David has been previously affiliated with well-known device manufacturers and service providers and has served in various quality, regulatory and compliance management and advisory capacities with increasing responsibilities. David is an industry speaker and author of technical and compliance related topics published in industry journals. Please refer to his profile provided herein for additional information about his background and areas of interest and expertise.

Topic Background:

Since September 2009, the Center for Devices and Radiological Health has been reviewing the operation of the 510(k) program and the way CDRH uses science in the decision making process. In August 2010, the 510(k) Working Group and the Task Force on the Utilization of Science in Regulatory Decision Making each released a preliminary report with a series of recommendations. Industry has provided mostly a positive response but with exceptions. The proposals are more benign than many had feared. No radical change to the current process appears likely. Some provisions, however, might not go into effect until the second independent review of the 510(K) program being conducted by the Institute of Medicine comes out in the summer of 2011.

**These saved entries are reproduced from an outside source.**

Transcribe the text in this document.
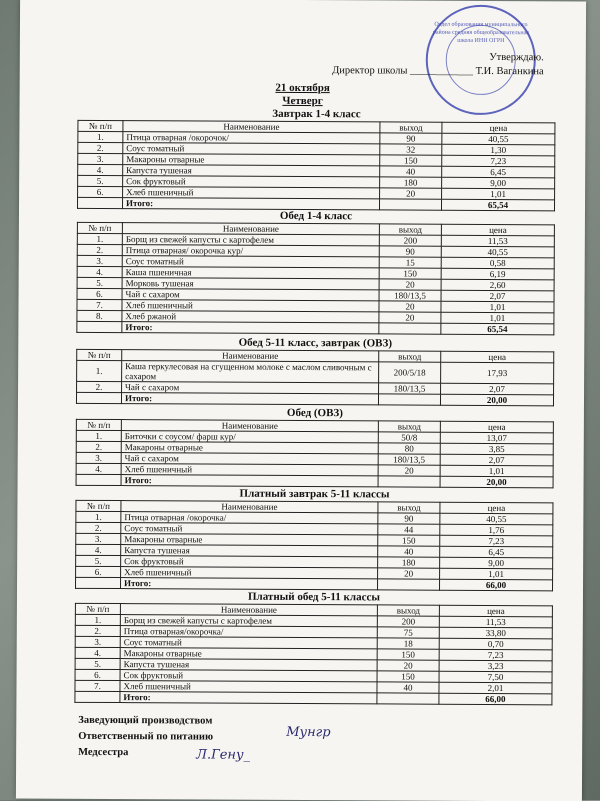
Отдел образования муниципального района средняя общеобразовательная школа ИНН ОГРН
Утверждаю.
Директор школы ____________ Т.И. Ваганкина
21 октября
Четверг
Завтрак 1-4 класс
№ п/п	Наименование	выход	цена
1.	Птица отварная /окорочок/	90	40,55
2.	Соус томатный	32	1,30
3.	Макароны отварные	150	7,23
4.	Капуста тушеная	40	6,45
5.	Сок фруктовый	180	9,00
6.	Хлеб пшеничный	20	1,01
	Итого:		65,54
Обед 1-4 класс
№ п/п	Наименование	выход	цена
1.	Борщ из свежей капусты с картофелем	200	11,53
2.	Птица отварная/ окорочка кур/	90	40,55
3.	Соус томатный	15	0,58
4.	Каша пшеничная	150	6,19
5.	Морковь тушеная	20	2,60
6.	Чай с сахаром	180/13,5	2,07
7.	Хлеб пшеничный	20	1,01
8.	Хлеб ржаной	20	1,01
	Итого:		65,54
Обед 5-11 класс, завтрак (ОВЗ)
№ п/п	Наименование	выход	цена
1.	Каша геркулесовая на сгущенном молоке с маслом сливочным с сахаром	200/5/18	17,93
2.	Чай с сахаром	180/13,5	2,07
	Итого:		20,00
Обед (ОВЗ)
№ п/п	Наименование	выход	цена
1.	Биточки с соусом/ фарш кур/	50/8	13,07
2.	Макароны отварные	80	3,85
3.	Чай с сахаром	180/13,5	2,07
4.	Хлеб пшеничный	20	1,01
	Итого:		20,00
Платный завтрак 5-11 классы
№ п/п	Наименование	выход	цена
1.	Птица отварная /окорочка/	90	40,55
2.	Соус томатный	44	1,76
3.	Макароны отварные	150	7,23
4.	Капуста тушеная	40	6,45
5.	Сок фруктовый	180	9,00
6.	Хлеб пшеничный	20	1,01
	Итого:		66,00
Платный обед 5-11 классы
№ п/п	Наименование	выход	цена
1.	Борщ из свежей капусты с картофелем	200	11,53
2.	Птица отварная/окорочка/	75	33,80
3.	Соус томатный	18	0,70
4.	Макароны отварные	150	7,23
5.	Капуста тушеная	20	3,23
6.	Сок фруктовый	150	7,50
7.	Хлеб пшеничный	40	2,01
	Итого:		66,00
Заведующий производством
Ответственный по питанию
Медсестра
Мунгр
Л.Гену_
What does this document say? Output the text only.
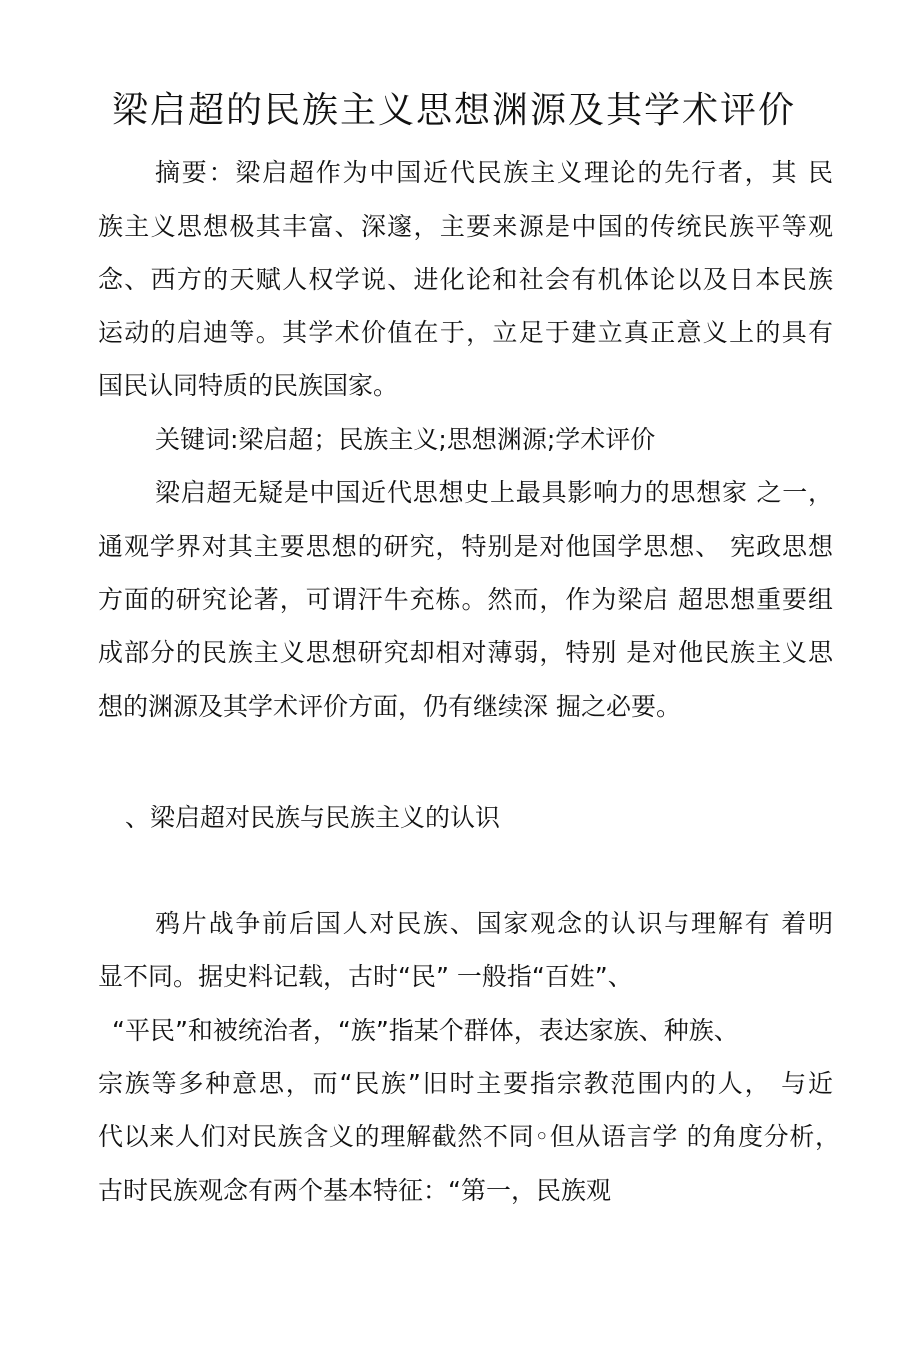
梁启超的民族主义思想渊源及其学术评价
摘要：梁启超作为中国近代民族主义理论的先行者，其 民
族主义思想极其丰富、深邃，主要来源是中国的传统民族平等观
念、西方的天赋人权学说、进化论和社会有机体论以及日本民族
运动的启迪等。其学术价值在于，立足于建立真正意义上的具有
国民认同特质的民族国家。
关键词:梁启超；民族主义;思想渊源;学术评价
梁启超无疑是中国近代思想史上最具影响力的思想家 之一，
通观学界对其主要思想的研究，特别是对他国学思想、 宪政思想
方面的研究论著，可谓汗牛充栋。然而，作为梁启 超思想重要组
成部分的民族主义思想研究却相对薄弱，特别 是对他民族主义思
想的渊源及其学术评价方面，仍有继续深 掘之必要。
、梁启超对民族与民族主义的认识
鸦片战争前后国人对民族、国家观念的认识与理解有 着明
显不同。据史料记载，古时“民” 一般指“百姓”、
“平民”和被统治者，“族”指某个群体，表达家族、种族、
宗族等多种意思，而“民族”旧时主要指宗教范围内的人， 与近
代以来人们对民族含义的理解截然不同◦但从语言学 的角度分析，
古时民族观念有两个基本特征：“第一，民族观
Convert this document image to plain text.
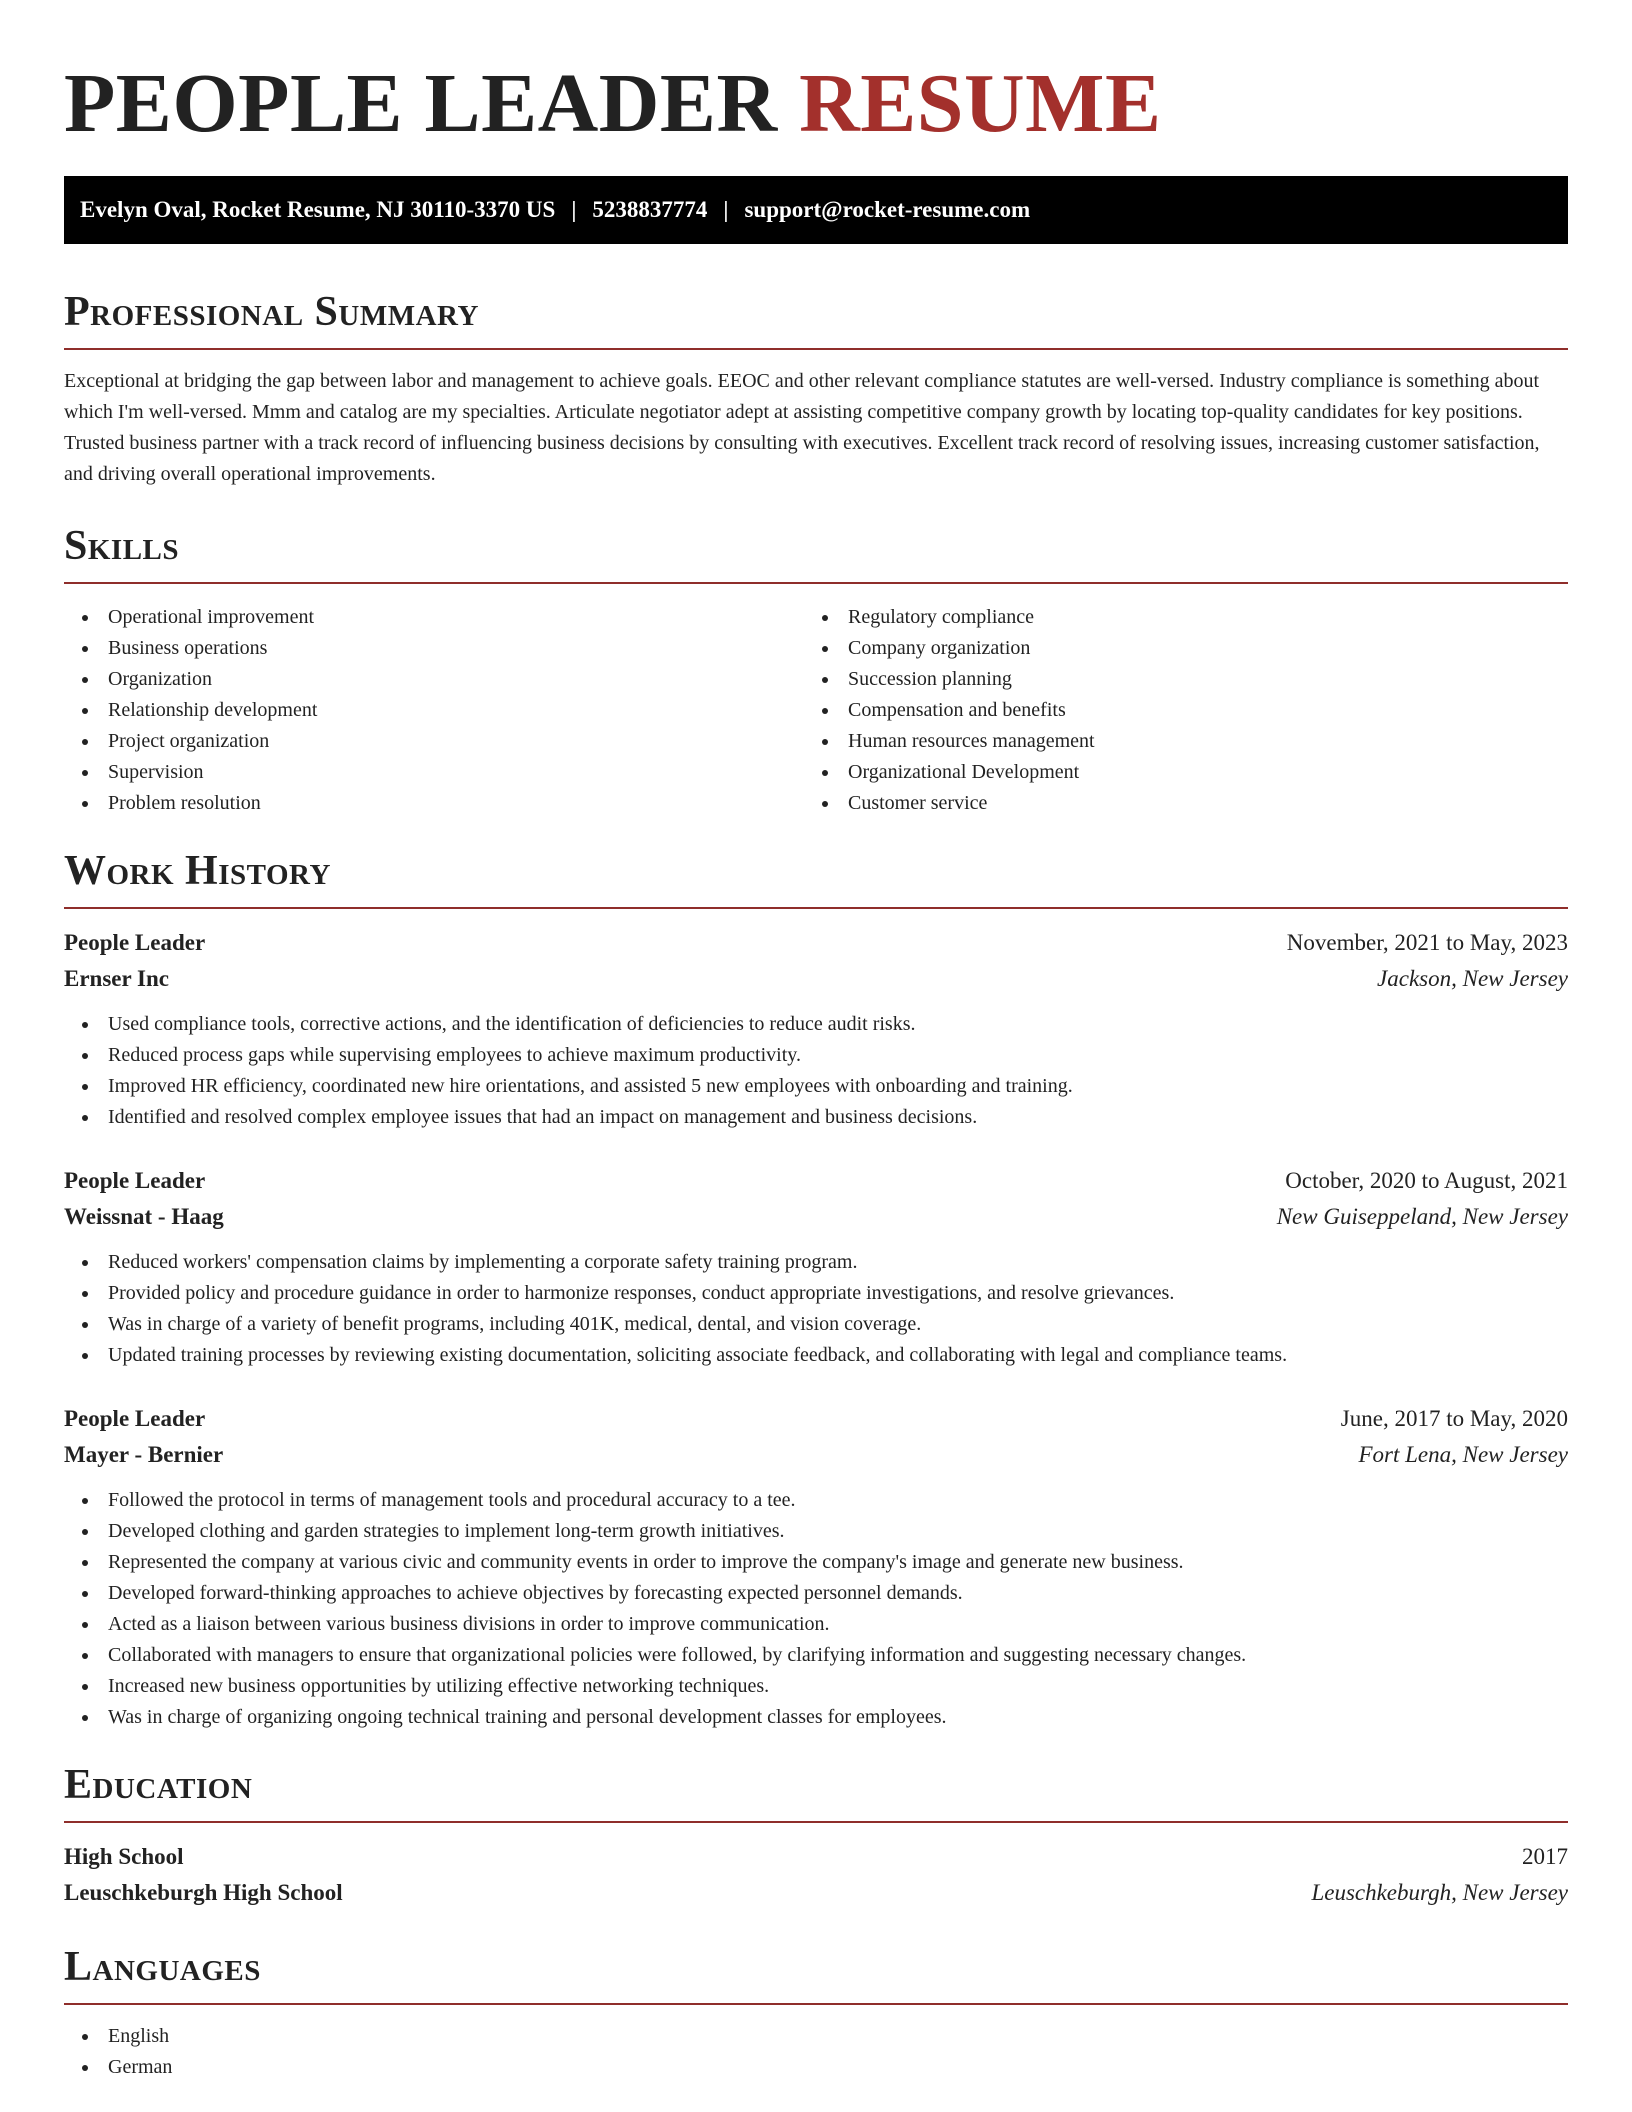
PEOPLE LEADER RESUME
Evelyn Oval, Rocket Resume, NJ 30110-3370 US | 5238837774 | support@rocket-resume.com
Professional Summary

Exceptional at bridging the gap between labor and management to achieve goals. EEOC and other relevant compliance statutes are well-versed. Industry compliance is something about which I'm well-versed. Mmm and catalog are my specialties. Articulate negotiator adept at assisting competitive company growth by locating top-quality candidates for key positions. Trusted business partner with a track record of influencing business decisions by consulting with executives. Excellent track record of resolving issues, increasing customer satisfaction, and driving overall operational improvements.

Skills
Operational improvement
Business operations
Organization
Relationship development
Project organization
Supervision
Problem resolution
Regulatory compliance
Company organization
Succession planning
Compensation and benefits
Human resources management
Organizational Development
Customer service
Work History
People Leader	November, 2021 to May, 2023
Ernser Inc	Jackson, New Jersey
Used compliance tools, corrective actions, and the identification of deficiencies to reduce audit risks.
Reduced process gaps while supervising employees to achieve maximum productivity.
Improved HR efficiency, coordinated new hire orientations, and assisted 5 new employees with onboarding and training.
Identified and resolved complex employee issues that had an impact on management and business decisions.
People Leader	October, 2020 to August, 2021
Weissnat - Haag	New Guiseppeland, New Jersey
Reduced workers' compensation claims by implementing a corporate safety training program.
Provided policy and procedure guidance in order to harmonize responses, conduct appropriate investigations, and resolve grievances.
Was in charge of a variety of benefit programs, including 401K, medical, dental, and vision coverage.
Updated training processes by reviewing existing documentation, soliciting associate feedback, and collaborating with legal and compliance teams.
People Leader	June, 2017 to May, 2020
Mayer - Bernier	Fort Lena, New Jersey
Followed the protocol in terms of management tools and procedural accuracy to a tee.
Developed clothing and garden strategies to implement long-term growth initiatives.
Represented the company at various civic and community events in order to improve the company's image and generate new business.
Developed forward-thinking approaches to achieve objectives by forecasting expected personnel demands.
Acted as a liaison between various business divisions in order to improve communication.
Collaborated with managers to ensure that organizational policies were followed, by clarifying information and suggesting necessary changes.
Increased new business opportunities by utilizing effective networking techniques.
Was in charge of organizing ongoing technical training and personal development classes for employees.
Education
High School	2017
Leuschkeburgh High School	Leuschkeburgh, New Jersey
Languages
English
German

Bottom line, FDA issued two comprehensive evaluations containing recommendations that address three key objectives of the agency’s public health mission as it relates to medical devices – foster device innovation, create a more predictable regulatory environment, and enhance device safety. The 510(k) medical device review program is intended to meet two important goals:

  • Making available to consumers devices that are safe and effective, and
  • Fostering innovation in the medical device industry.

In recent years, however, concerns have been raised both within and outside of FDA about whether the current 510(k) program optimally achieves these goals. Some have argued that the 510(k) process allows devices to enter the market without sufficient evidence of safety and effectiveness. Others have argued that a lack of predictability, consistency, and transparency in the process is hindering device development. Industry agrees that regulatory improvements can and should be made to increase efficiency, predictability and consistency of the 510(k) clearance process. However, we also hear that we are particularly concerned that a number of the proposals on the table may result in a slowdown in innovation, and fewer innovations for the patients who need them. The recommendations are not official guidance yet as they will be open to public comment, and there are in excess of 70 proposed changes that, taken together, could result in a significant disruption to a program that has served patients well for more than 30 years. Following the public comment period CDRH said it will announce which recommendations it will implement as well as the projected timelines for implementation.